Après les divers attentats de par le monde et sur le sol français, en particulier, on ne peut sacrifier la laïcité des institutions pour la légitime émotion sur l’autel du terrorisme. On ne peut abandonner nos principes constitutionnels pour un retour à une logique concordataire. L’État ne saurait imposer à tous les citoyens un œcuménisme réducteur et trompeur autour de la « Conférence des responsables de cultes en France ». La vie politique et civile de tous les citoyens ne peut se réduire à la seule appartenance présupposée à six religions.

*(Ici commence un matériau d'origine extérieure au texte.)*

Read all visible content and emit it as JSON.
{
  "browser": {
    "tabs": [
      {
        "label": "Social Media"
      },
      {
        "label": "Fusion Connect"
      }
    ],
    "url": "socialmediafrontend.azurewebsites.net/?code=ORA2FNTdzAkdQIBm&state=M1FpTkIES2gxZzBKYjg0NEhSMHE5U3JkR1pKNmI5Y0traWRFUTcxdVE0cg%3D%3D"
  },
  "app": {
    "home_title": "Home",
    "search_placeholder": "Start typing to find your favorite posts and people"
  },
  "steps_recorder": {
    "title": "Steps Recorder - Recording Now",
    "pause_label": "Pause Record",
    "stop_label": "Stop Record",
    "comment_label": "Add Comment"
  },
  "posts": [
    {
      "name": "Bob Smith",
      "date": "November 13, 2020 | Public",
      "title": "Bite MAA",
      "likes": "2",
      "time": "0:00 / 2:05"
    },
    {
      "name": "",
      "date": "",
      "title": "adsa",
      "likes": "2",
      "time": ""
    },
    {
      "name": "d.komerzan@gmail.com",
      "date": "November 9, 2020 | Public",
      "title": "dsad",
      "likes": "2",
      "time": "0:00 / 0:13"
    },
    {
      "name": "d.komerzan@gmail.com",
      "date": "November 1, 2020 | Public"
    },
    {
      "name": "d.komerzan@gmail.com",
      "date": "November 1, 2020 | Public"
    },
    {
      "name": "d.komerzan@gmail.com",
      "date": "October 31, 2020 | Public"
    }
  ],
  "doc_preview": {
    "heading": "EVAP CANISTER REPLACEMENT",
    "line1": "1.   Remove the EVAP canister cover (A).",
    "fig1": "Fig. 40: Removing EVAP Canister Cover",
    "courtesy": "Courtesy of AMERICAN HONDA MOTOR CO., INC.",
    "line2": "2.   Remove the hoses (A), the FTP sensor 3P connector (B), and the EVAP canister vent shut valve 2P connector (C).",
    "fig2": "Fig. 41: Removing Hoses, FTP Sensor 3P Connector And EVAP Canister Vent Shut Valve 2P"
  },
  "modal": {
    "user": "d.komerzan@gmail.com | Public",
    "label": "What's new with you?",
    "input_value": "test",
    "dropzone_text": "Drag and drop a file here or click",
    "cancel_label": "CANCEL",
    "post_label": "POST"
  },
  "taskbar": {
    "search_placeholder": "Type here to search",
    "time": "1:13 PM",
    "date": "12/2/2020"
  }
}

Sur 66 millions d’habitants, on compte moins de 4 millions de pratiquants réguliers toutes religions confondues. Près de la moitié de la population se déclare sans religion. On ne saurait, sauf à exclure ou communautariser, enfermer la diversité des citoyens dans ce seul domaine religieux.
Dans cette dérive politique construite à partir des religions, l’émergence de la question de l’Islam conduit à la tentation de consentir des assouplissements sous formes « d’accommodements raisonnables » à nos principes pour remettre en cause non seulement la lettre mais aussi l’esprit de la loi du 9 décembre 1905. Les religions plus anciennement établies en France, en perte de vitesse, n’attendent que ces concessions faites à l’Islam pour entériner ou réformer leur rapport à l’Etat laïque dans une reconnaissance institutionnelle qui préfigure un remariage concordataire. C’est l’occasion inespérée de revenir à la situation antérieure à la loi de séparation des Églises et de l’État en conviant l’Islam à ces épousailles entre politique et religion ? Une telle idée conduirait à rétablir un ordre social
ancien élaboré autour de quelques « cultes reconnus » où le citoyen serait assigné à résidence dans « son » origine, « sa » culture et affecté implicitement à une religion pour mieux lui être soumis. Un retour à l’ordre moral tel que l’entendait Adolphe Thiers, pour lequel « un curé valait cinquante gendarmes ».
Seule l’union de tous les français, indépendamment de leurs convictions ou croyances permettra d’assurer la cohésion nationale. L’obligation de respecter le principe constitutionnel de laïcité de chaque citoyen et non de quelques groupes ou religions arbitrairement choisies est la meilleure assurance que l’émancipation, la liberté, les droits et la sécurité de chacun d’eux soient garantis de manière effective. La laïcité c’est refuser tout privilège à l’athéisme comme aux religions.
Le rôle de l’État est d’assurer la sécurité et la liberté de culte et non de l’organiser. L’Islam en France doit rester l’affaire des musulmans. Ce n’est pas exclusivement la « liberté religieuse » que la laïcité garantit mais d’abord la liberté de conscience, laquelle permet le droit de choisir sa religion, n’en pas avoir ou d’en changer. Voire de militer contre toute religion.
Les institutions publiques doivent demeurer incompétentes en matière de religion, ne reconnaitre institutionnellement aucun culte, aucune croyance. Cette séparation et cette stricte neutralité garantissent l’égalité des citoyens au regard de toutes les convictions.
La laïcité, pour l’État et les institutions publiques, n’est ni l’inclusion, ni l’exclusion des convictions ou des religions. LA LAÏCITE, PRINCIPE CONSTITUTIONNEL, N’EST NI CONTRE LES RELIGIONS, NI AVEC MAIS SANS ELLES.
La laïcité c’est la neutralité, la séparation. Seule la neutralité effective de l’État et celle des institutions concrétise le primat de la liberté de conscience et garantit la liberté de culte pour ne placer aucune opinion au-dessus des autres. Ainsi l’État est le gardien de l’égalité républicaine.
* Titre emprunté à Catherine Kintzler : cf. article dans Philosophie magazine du 03/12/2015.